Disturbios en Grecia, filtraciones masivas, apps que abren puertas a nuevas violaciones de la privacidad, relevos generacionales en la CIA... Son varios los frentes que abre Jason Bourne, nueva aventura del agente a la fuga que a principios del siglo XXI logró renovar el género de espionaje (marcando, de paso, un nuevo hito en el cine de acción) y que intentan justificar, con desigual fortuna, la mera existencia de esta quinta entrega de la saga. Un filme marcado a fuego por dos regresos bienvenidos, los de su protagonista Matt Damon y el director Paul Greengrass, y que se debate en la evidente tentación de ofrecer al estudio un nuevo taquillazo (sensación que no logra evitar del todo) y las fascinantes bondades que la pareja sabe imprimir al relato.
Hay, desde luego, muchas razones por las que cabe aplaudir el regreso de Bourne a las carteleras. La voluntad de abordar los fantasmas recientes de la actualidad, las paranoias y luchas internas del mundo civilizado, convierten Jason Bourne en una rara avis dentro del blockbuster contemporáneo, un filme de acción cuya dialéctica compagina, en una larga secuencia de acción como la de Grecia, la recreación de un colapso social al tiempo que convierte a los manifestantes y las fuerzas policiales de los disturbios griegos en meras fuerzas en movimiento, un paisaje convulso para una secuencia de acción arrebatadora que lleva al paroxismo tanto el suspense como el espectáculo; o que incluso, en su desmesurada y macarra persecución final, decide que es hora de ir a por todas y convertir al villano interpretado por Vincent Cassel, en principio una repetición del lobo solitario de la CIA interpretado en las anteriores películas por Clive Owen, Karl Urban o Edgar Ramírez, en un terrorista de la yihad dispuesto a embestir a inocentes con un furgón blindado.

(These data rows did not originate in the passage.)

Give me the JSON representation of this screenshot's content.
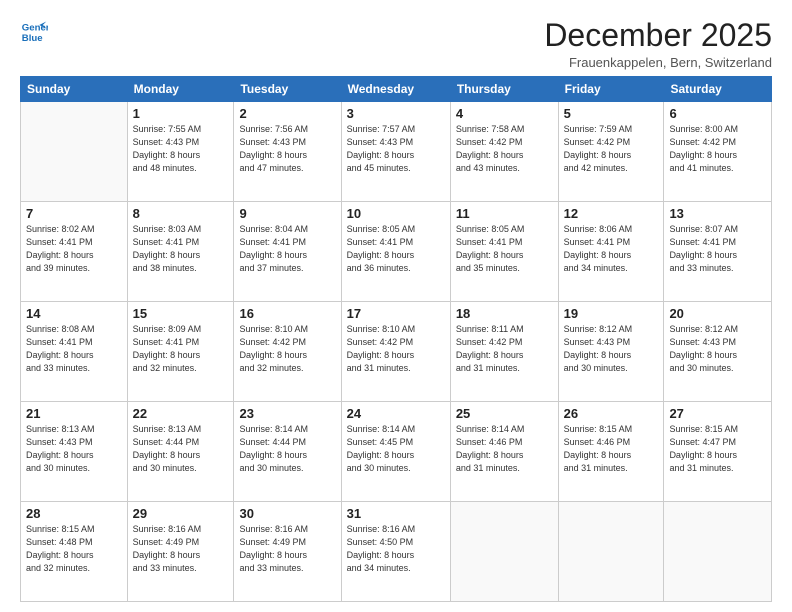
{
  "header": {
    "logo_line1": "General",
    "logo_line2": "Blue",
    "month": "December 2025",
    "location": "Frauenkappelen, Bern, Switzerland"
  },
  "days_of_week": [
    "Sunday",
    "Monday",
    "Tuesday",
    "Wednesday",
    "Thursday",
    "Friday",
    "Saturday"
  ],
  "weeks": [
    [
      {
        "day": "",
        "info": ""
      },
      {
        "day": "1",
        "info": "Sunrise: 7:55 AM\nSunset: 4:43 PM\nDaylight: 8 hours\nand 48 minutes."
      },
      {
        "day": "2",
        "info": "Sunrise: 7:56 AM\nSunset: 4:43 PM\nDaylight: 8 hours\nand 47 minutes."
      },
      {
        "day": "3",
        "info": "Sunrise: 7:57 AM\nSunset: 4:43 PM\nDaylight: 8 hours\nand 45 minutes."
      },
      {
        "day": "4",
        "info": "Sunrise: 7:58 AM\nSunset: 4:42 PM\nDaylight: 8 hours\nand 43 minutes."
      },
      {
        "day": "5",
        "info": "Sunrise: 7:59 AM\nSunset: 4:42 PM\nDaylight: 8 hours\nand 42 minutes."
      },
      {
        "day": "6",
        "info": "Sunrise: 8:00 AM\nSunset: 4:42 PM\nDaylight: 8 hours\nand 41 minutes."
      }
    ],
    [
      {
        "day": "7",
        "info": "Sunrise: 8:02 AM\nSunset: 4:41 PM\nDaylight: 8 hours\nand 39 minutes."
      },
      {
        "day": "8",
        "info": "Sunrise: 8:03 AM\nSunset: 4:41 PM\nDaylight: 8 hours\nand 38 minutes."
      },
      {
        "day": "9",
        "info": "Sunrise: 8:04 AM\nSunset: 4:41 PM\nDaylight: 8 hours\nand 37 minutes."
      },
      {
        "day": "10",
        "info": "Sunrise: 8:05 AM\nSunset: 4:41 PM\nDaylight: 8 hours\nand 36 minutes."
      },
      {
        "day": "11",
        "info": "Sunrise: 8:05 AM\nSunset: 4:41 PM\nDaylight: 8 hours\nand 35 minutes."
      },
      {
        "day": "12",
        "info": "Sunrise: 8:06 AM\nSunset: 4:41 PM\nDaylight: 8 hours\nand 34 minutes."
      },
      {
        "day": "13",
        "info": "Sunrise: 8:07 AM\nSunset: 4:41 PM\nDaylight: 8 hours\nand 33 minutes."
      }
    ],
    [
      {
        "day": "14",
        "info": "Sunrise: 8:08 AM\nSunset: 4:41 PM\nDaylight: 8 hours\nand 33 minutes."
      },
      {
        "day": "15",
        "info": "Sunrise: 8:09 AM\nSunset: 4:41 PM\nDaylight: 8 hours\nand 32 minutes."
      },
      {
        "day": "16",
        "info": "Sunrise: 8:10 AM\nSunset: 4:42 PM\nDaylight: 8 hours\nand 32 minutes."
      },
      {
        "day": "17",
        "info": "Sunrise: 8:10 AM\nSunset: 4:42 PM\nDaylight: 8 hours\nand 31 minutes."
      },
      {
        "day": "18",
        "info": "Sunrise: 8:11 AM\nSunset: 4:42 PM\nDaylight: 8 hours\nand 31 minutes."
      },
      {
        "day": "19",
        "info": "Sunrise: 8:12 AM\nSunset: 4:43 PM\nDaylight: 8 hours\nand 30 minutes."
      },
      {
        "day": "20",
        "info": "Sunrise: 8:12 AM\nSunset: 4:43 PM\nDaylight: 8 hours\nand 30 minutes."
      }
    ],
    [
      {
        "day": "21",
        "info": "Sunrise: 8:13 AM\nSunset: 4:43 PM\nDaylight: 8 hours\nand 30 minutes."
      },
      {
        "day": "22",
        "info": "Sunrise: 8:13 AM\nSunset: 4:44 PM\nDaylight: 8 hours\nand 30 minutes."
      },
      {
        "day": "23",
        "info": "Sunrise: 8:14 AM\nSunset: 4:44 PM\nDaylight: 8 hours\nand 30 minutes."
      },
      {
        "day": "24",
        "info": "Sunrise: 8:14 AM\nSunset: 4:45 PM\nDaylight: 8 hours\nand 30 minutes."
      },
      {
        "day": "25",
        "info": "Sunrise: 8:14 AM\nSunset: 4:46 PM\nDaylight: 8 hours\nand 31 minutes."
      },
      {
        "day": "26",
        "info": "Sunrise: 8:15 AM\nSunset: 4:46 PM\nDaylight: 8 hours\nand 31 minutes."
      },
      {
        "day": "27",
        "info": "Sunrise: 8:15 AM\nSunset: 4:47 PM\nDaylight: 8 hours\nand 31 minutes."
      }
    ],
    [
      {
        "day": "28",
        "info": "Sunrise: 8:15 AM\nSunset: 4:48 PM\nDaylight: 8 hours\nand 32 minutes."
      },
      {
        "day": "29",
        "info": "Sunrise: 8:16 AM\nSunset: 4:49 PM\nDaylight: 8 hours\nand 33 minutes."
      },
      {
        "day": "30",
        "info": "Sunrise: 8:16 AM\nSunset: 4:49 PM\nDaylight: 8 hours\nand 33 minutes."
      },
      {
        "day": "31",
        "info": "Sunrise: 8:16 AM\nSunset: 4:50 PM\nDaylight: 8 hours\nand 34 minutes."
      },
      {
        "day": "",
        "info": ""
      },
      {
        "day": "",
        "info": ""
      },
      {
        "day": "",
        "info": ""
      }
    ]
  ]
}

Son los mejores momentos de un filme que, en algún momento, decide bajar un escalón o dos sacando el libro de motivos habituales del género con un tercer acto en Las Vegas que culmina de manera espectacular, pero que de alguna manera manifiesta un cansancio creativo que decepciona viniendo de Greengrass, que tan bien supo inmolar los motivos del cine de acción (para después hacerlos renacer de sus cenizas) en la magistral El Mito de Bourne. Cuanto más tratan de acercarse Damon y Greengrass al personaje, obligados a sumar nuevas pinceladas de su pasado para justificar el evento, más lejos acaban de Jason Bourney más obvios se vuelven ellos mismos: podríamos decir que tanto la película es mejor cuando se ciñe a lo íntimo y abstracto y más simplista cuando se tiene que alejar del personaje para abordar la ideología, momento en el que Greengrass toma partido de una manera evidente y se hecha de menos la mano en el guión de Tony Gilroy. O peor película, si quieren, cuando tiene que explicar demasiado para añadir elementos nuevos que trasciendan la estupenda economía narrativa de la trilogía original.
Menos mal que Greengrass remata el esquema con su increíble y vehemente pulso cinematográfico, capaz de disimular lagunas y adornarlas con detalles inteligentes y estimulantes. A las tres grandes escenas de acción del filme (Grecia, Londres y Las Vegas), todas ellas repletas de tanta intriga como pirotecnia, se suman destellos de una nostalgia auténtica (ese momento en el que Bourne recupera el arrugado pasaporte de David Webb...) y un impecable gusto a la hora de satisfacer tanto a los fans del cine de espionaje clásico como a las nuevas generaciones de espectadores de multiplex. El filme no es el mejor de la serie, pero la vibrante coartada cinematográfica de América que es Jason Bourne sigue vigente: ambos son incapaces de vivir en paz consigo mismos, sin que el mundo les ofrezca la posibilidad de hacerse a un lado.